Our overall goals are to design, chemically synthesize, and characterize pharmacologically new agonists and antagonists for the four subtypes of adenosine receptors (ARs) and eight subtypes of P2Y receptors and to explore their potential for treating human disease conditions.
I am a medicinal chemist with interests in the structure and pharmacology of receptors and in developing drugs that act as agonists or antagonists of G protein-coupled receptors (GPCRs). My current focus is on receptors for purines, encompassing both adenosine receptors and P2 receptors, which are activated by ATP and UTP. My lab has taken an interdisciplinary approach to studying the chemical and biological aspects of these receptors. We have used convergent modeling and structure activity approaches to gather information about the three-dimensional structure of the receptors and its relationship to binding and activation functions. The determination of the X-ray crystallographic structure of the agonist bound A2A adenosine receptor by our lab in collaboration with Ray Stevens of Scripps Research Institute is providing a new path to designing drugs that act at these receptors. We have developed a functionalized congener approach to drug design that permits inclusion of reporter groups such as fluorophores. Novel ligands (small molecules) for these receptors are developed using classical synthetic approaches and also by semirational methods based on molecular modeling and template design. Receptors are computer-modeled by homology to GPCRs of known structure, and the models for ligand recognition are tested and refined using site-directed mutagenesis of the receptor proteins. Recently, the involvement of extracellular loops of GPCRs have been implicated in the receptor binding of small molecules, as demonstrated through the mutagenesis and modeling of P2Y1 and other receptors.
Substances developed as potent and selective agents acting through adenosine and P2 receptors have proven useful as pharmacological probes and have potential for treating diseases of the central nervous system, immune system, and cardiovascular system. Recent accomplishments include the design and synthesis of the highly potent and selective A3 adenosine receptor agonists and antagonists, using a combination of library screening and optimization of known adenosine receptor ligands. These substances have been shown to be effective in models of treatment for glaucoma, cancer, stroke, and cardiac ischemia. Two selective A3 adenosine receptor agonists developed in our laboratory are currently in clinical trials for hepatocellular carcinoma, dry eye disease, psoriasis, and rheumatoid arthritis. We recently published in collaboration with Daniela Salvemini of St. Louis University the protective effect of A3 agonists in animal models of neuropathic pain. This condition can accompany treatment with cancer chemotherapeutic drugs. Thus, A3 agonists could potentially reduce this side effect and allow the life-saving anti-cancer treatment to continue. We recently found an A1 adenosine receptor agonist that has antiseizure effects in mice without some of the side effects associated with such agonists in the past. We have synthesized the first P2Y1 receptor-selective antagonists through functionalization of adenine nucleotides. The antagonists were optimized with the aid of receptor homology modeling. These substances have been shown to be effective in models of anti-thrombotic treatment, due to blockade of the proaggregatory effects of ADP. The pharmacological probes designed in our section have been used to demonstrate the connection between purine receptors and apoptosis (programmed cell death). A3 adenosine receptor agonists at low concentrations and P2Y6 receptor agonists have antiapoptotic effects and promote insulin release.

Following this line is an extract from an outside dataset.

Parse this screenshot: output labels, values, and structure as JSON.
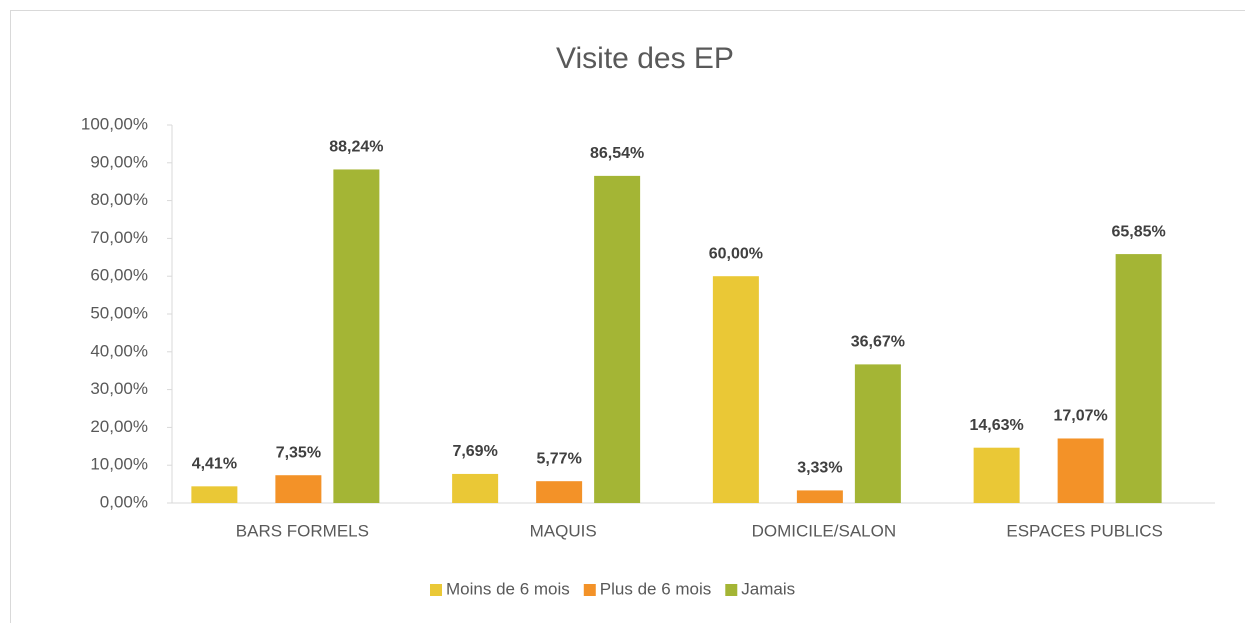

Another potential method of using the protective effects of AR activation has been achieved through receptor engineering. Constitutively active mutant A3 adenosine receptors, in principle, could be delivered by tissue-targeted vectors for gene therapy. In addition, we have introduced the approach of neoceptors, also intended for eventual use in gene therapy, in which the putative agonist binding site is redesigned to accept only agonist molecules altered in a complementary fashion. Insight into the recognition of agonists by the receptors may be gained using site-directed mutagenesis and molecular modeling. We are exploring this approach conceptually with tailor-made agonist ligands (“neoligands”) that are selective for the neoceptor and not the native receptor, in combination with receptor mutagenesis. The neoceptor concept has so far been applied to A2A and A3 adenosine receptors.
Applying our Research
Our selective receptor ligands are used as pharmacological probes of the role of extracellular nucleosides and nucleotides in the brain and in peripheral tissues. More than 30 compounds from our lab are available commercially as research tools and are used to advance research in hundreds of laboratories. Our own internal studies and outside collaborations include studies of the role of these receptors, and possible treatments for, thrombosis, Parkinson’s disease, inflammatory diseases, cancer, diabetes, chronic neuropathic pain, and epilepsy.
Need for Further Study
The relationship between drug structure and biological activity requires further probing.